No daddies, apparently

March 2nd, 2003 § Two comments

Anyone who cares about libraries, newspapers, or history—and I care about all three—would be disturbed by Nicholson Baker’s book Double Fold, which describes how libraries around the world came to replace thousands of pristine volumes of newspapers with inferior microfilm.

What’s more, I’ve experienced one of the worst problems of microfilm—the occasional missing page, section, or entire issue of a publication—more times than I can remember. Several months ago, I went looking for a New York Times article from September 1959 describing the previous decade’s problem with juvenile gang violence; Jane Jacobs cited the article in The Death and Life of Great American Cities, and I was quite curious to read it. After some searching, I found it in the Times‘ subject index for that year. When I looked at the microfilm, though, the section it appeared in was missing entirely. Most daily newspapers no longer keep a print run of their own papers, so it’s quite possible that the article no longer exists anywhere at all.

But none of that disturbed me half as much as this passage:

The railroad from Cairo to Alexandria, imposed on the Abbas Pasha by the English in the early 1850s, runs through several bustling necropolises; Egypt had no indigenous coal and very little wood. A small item in the September 27, 1859, edition of the Syracuse Daily Standard reads: “Egypt has 300 miles of railroad. On the first locomotive run, mummies were used for fuel, making a hot fire. The supply of mummies is said to be almost inexhaustible, and are used by the cord.” Dard Hunter’s Papermaking cites an informant’s report that “during a ten-year period the locomotives of Egypt made use of no other fuel than that furnished by the well-wrapped, compact mummies.”

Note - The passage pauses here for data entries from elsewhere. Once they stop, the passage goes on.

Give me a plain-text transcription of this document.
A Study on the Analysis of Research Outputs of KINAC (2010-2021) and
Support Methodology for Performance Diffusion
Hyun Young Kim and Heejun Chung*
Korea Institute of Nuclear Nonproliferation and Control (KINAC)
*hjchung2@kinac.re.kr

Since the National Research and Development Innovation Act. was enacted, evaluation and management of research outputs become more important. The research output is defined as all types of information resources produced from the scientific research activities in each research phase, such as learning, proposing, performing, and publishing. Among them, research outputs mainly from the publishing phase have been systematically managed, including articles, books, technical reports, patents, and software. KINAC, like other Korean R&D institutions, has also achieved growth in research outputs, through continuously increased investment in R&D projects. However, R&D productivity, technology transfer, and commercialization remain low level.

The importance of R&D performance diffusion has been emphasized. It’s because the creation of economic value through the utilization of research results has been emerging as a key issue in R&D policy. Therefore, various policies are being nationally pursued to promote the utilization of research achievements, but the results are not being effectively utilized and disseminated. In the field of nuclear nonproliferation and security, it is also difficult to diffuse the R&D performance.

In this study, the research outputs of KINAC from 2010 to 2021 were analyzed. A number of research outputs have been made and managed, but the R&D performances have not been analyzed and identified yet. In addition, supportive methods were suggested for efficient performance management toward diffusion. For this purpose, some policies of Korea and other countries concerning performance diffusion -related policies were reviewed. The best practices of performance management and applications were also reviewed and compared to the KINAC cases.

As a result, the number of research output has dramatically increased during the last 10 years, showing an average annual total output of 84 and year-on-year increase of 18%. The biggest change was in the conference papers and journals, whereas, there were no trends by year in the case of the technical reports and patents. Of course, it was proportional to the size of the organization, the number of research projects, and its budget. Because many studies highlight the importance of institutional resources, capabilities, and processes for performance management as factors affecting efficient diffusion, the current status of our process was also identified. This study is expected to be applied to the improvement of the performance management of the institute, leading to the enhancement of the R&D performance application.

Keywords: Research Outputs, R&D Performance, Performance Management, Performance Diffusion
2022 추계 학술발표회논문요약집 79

A geologist by the name of Isaiah Deck decided it would be better to remove the mummies’ linen shrouds and use them to make rag paper. There is evidence that American paper manufacturers took his advice.

The mind reels.

Two comments

  • Peter Pehrson says:

    Hold it, cowboy. I think you’re a little too compliant regarding old and emerging urban myths.
    First off, that load about how precious newspapers are in the original is simply not founded on fact if you look at any 20th century and most late 19th century newspaper stock…it’s groundwood with a shelf life of about 5 years. In order to preserve the information, doesn’t it make sense to document it photographically…those newspapers are useless in the original and quickly become dust….and that old saw about Egyptian mummies powering steam locomotives…puh-LEEZ. A mathematician (who was French, and I can get you the entire citation if you want concrete proof) proved that for that old wives’ tale to be true, more people than ever EXISTED on earth would have had to die and be mummified by the time they were used for firewood. By the way, I have this bridge in Brooklyn…interested? (grin!)…hope you take this in the uncritical, good spirit brotherhood in which it is intended.

  • Jeff says:

    Peter, you should read Nicholson Baker’s book. He thoroughly demolishes the notion that old books and newspapers “quickly become dust.” Librarians don’t discard old volumes of newspapers because they are crumbling; they discard them because they want to free up space in their stacks, and because they have been seduced by the promise of new technology. Baker’s book includes full-color reproductions of several pages from turn-of-the-century newspapers, and they’re in remarkably good condition.
    There are many good reasons why microfilm is an inadequate substitute for newsprint. I already mentioned the problem of missing pages, which is serious enough on its own. Another is that microfilm degrades surprisingly quickly, far faster than well-preserved newsprint in many cases. Still another is that microfilm shows far less detail than newsprint: it is black and white rather than grayscale or color; it is lower resolution; and its text is often obscured by graphics that photograph as solid swaths of black. Baker provides more reasons in his book.
    Microfilm is certainly a useful supplement to newsprint. The problem is that librarians have used the existence of the microfilm as an excuse to get rid of the newsprint. What’s left is a low-quality historical record that’s full of holes and controlled entirely by the handful of companies that sell microfilm copies of newspapers.
    As for the mummy issue, Baker provides more corroboration in his book, particularly for the premise that mummies’ shrouds were used to make rag paper. I suppose the story about using mummies to fuel trains might be an urban legend of sorts, but I’m not willing to rule it out on the basis of a mathematical proof.